Alex Martin and Vignesh Subramanian helped Kenyon Municipal Utilities (KMU) in its drive to digitize their electric system. In 2019, KMU replaced five substation relays at a cost of about $50,000.
“Relays function as circuit breakers to protect electrical equipment,” Alex explained. “The new relays we installed give Kenyon, and us, greater ability to monitor the performance of the network.”
“The existing relays were about 25 years old,” said Electric Superintendent Randy Eggert. “They were mechanical and approaching the end of their useful lives. It was getting harder and harder to find replacement parts. We don’t believe in running equipment until it fails. It’s better to replace aging equipment proactively to prevent failure.”

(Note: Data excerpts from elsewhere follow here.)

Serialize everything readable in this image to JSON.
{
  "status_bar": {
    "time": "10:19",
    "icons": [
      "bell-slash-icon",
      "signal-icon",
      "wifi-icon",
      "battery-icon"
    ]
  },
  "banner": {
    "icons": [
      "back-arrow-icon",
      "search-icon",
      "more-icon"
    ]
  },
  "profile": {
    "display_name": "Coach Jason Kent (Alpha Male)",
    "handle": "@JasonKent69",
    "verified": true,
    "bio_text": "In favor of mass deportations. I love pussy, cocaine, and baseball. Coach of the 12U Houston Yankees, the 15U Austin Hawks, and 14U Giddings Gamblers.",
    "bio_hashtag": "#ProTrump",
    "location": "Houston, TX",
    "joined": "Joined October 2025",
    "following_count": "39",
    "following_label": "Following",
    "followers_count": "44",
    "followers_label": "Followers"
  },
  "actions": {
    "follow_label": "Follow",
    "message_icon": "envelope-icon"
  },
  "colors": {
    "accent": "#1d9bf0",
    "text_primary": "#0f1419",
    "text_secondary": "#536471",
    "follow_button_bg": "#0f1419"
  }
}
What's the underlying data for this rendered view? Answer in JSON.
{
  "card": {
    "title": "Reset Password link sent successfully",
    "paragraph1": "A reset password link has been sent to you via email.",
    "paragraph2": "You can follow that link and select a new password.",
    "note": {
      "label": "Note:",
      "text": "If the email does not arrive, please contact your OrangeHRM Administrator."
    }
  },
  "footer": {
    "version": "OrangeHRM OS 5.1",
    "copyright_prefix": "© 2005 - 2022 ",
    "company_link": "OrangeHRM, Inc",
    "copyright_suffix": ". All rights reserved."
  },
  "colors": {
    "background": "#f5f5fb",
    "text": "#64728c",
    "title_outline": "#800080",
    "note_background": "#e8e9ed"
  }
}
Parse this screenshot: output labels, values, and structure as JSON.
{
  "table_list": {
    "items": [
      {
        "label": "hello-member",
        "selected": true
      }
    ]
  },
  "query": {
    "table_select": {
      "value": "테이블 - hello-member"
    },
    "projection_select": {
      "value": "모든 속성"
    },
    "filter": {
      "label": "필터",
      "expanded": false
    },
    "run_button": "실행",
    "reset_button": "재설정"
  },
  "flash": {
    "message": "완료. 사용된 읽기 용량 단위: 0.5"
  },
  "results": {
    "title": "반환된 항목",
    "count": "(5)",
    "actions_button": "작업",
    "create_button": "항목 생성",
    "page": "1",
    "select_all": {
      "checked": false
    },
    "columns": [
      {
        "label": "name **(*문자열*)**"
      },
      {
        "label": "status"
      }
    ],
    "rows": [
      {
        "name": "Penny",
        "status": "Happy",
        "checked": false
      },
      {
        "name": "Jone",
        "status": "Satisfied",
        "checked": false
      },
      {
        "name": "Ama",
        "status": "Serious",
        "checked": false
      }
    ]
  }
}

CMPAS engineered and supervised the installation of the new relays, set the relays, and connected them to Kenyon’s SCADA system. The SCADA connection allows KMU and CMPAS to analyze information from feeders, transformers, and overhead and underground distribution lines to monitor the network better. These engineering services are part of the member services provided by CMPAS.
“Sometimes, we need expert assistance that supplements our utility’s available resources,” Randy said. “That’s when we really appreciate being able to call on Vignesh and Alex, and other CMPAS staff. That’s a really important benefit to being a member of CMPAS.”
When KMU’s NSP contracts started to expire in the early 1990s, the utility joined CMPAS. Randy joined the CMPAS Board of Directors in 2000 when he was promoted to electric superintendent. He’s CMPAS’ longest-serving board member.
“Having CMPAS present its members with customized resource portfolio recommendations and then scheduling our power deliveries are huge benefits for a small city like Kenyon,” Randy said. “Kenyon’s electric department consists of four employees. If we didn’t have CMPAS handling those critical tasks, we’d have to hire someone to do it.”
“We also really like having options, which we didn’t have when we were a full-requirements customer of NSP. I like to go to my board with options, and they appreciate that too. CMPAS has never said, ‘You have to do this.’”
Randy is excited about the changes he saw take shape at CMPAS in 2019. “We’re having much better discussions at the board level about strategic issues driving change,” he commented. “Those expanded discussions have led to closer personal ties among board members, and that’s a good thing.”
“When you have a great staff, as CMPAS does, that frees the board to do what it is supposed to do — understand the drivers of change in the industry and make sure the agency and its members are well-positioned and well-protected.”
Randy said the agency’s new mission, vision, and values have led to improved member service. “CMPAS is always in the market looking for new ways to help its members,” he said.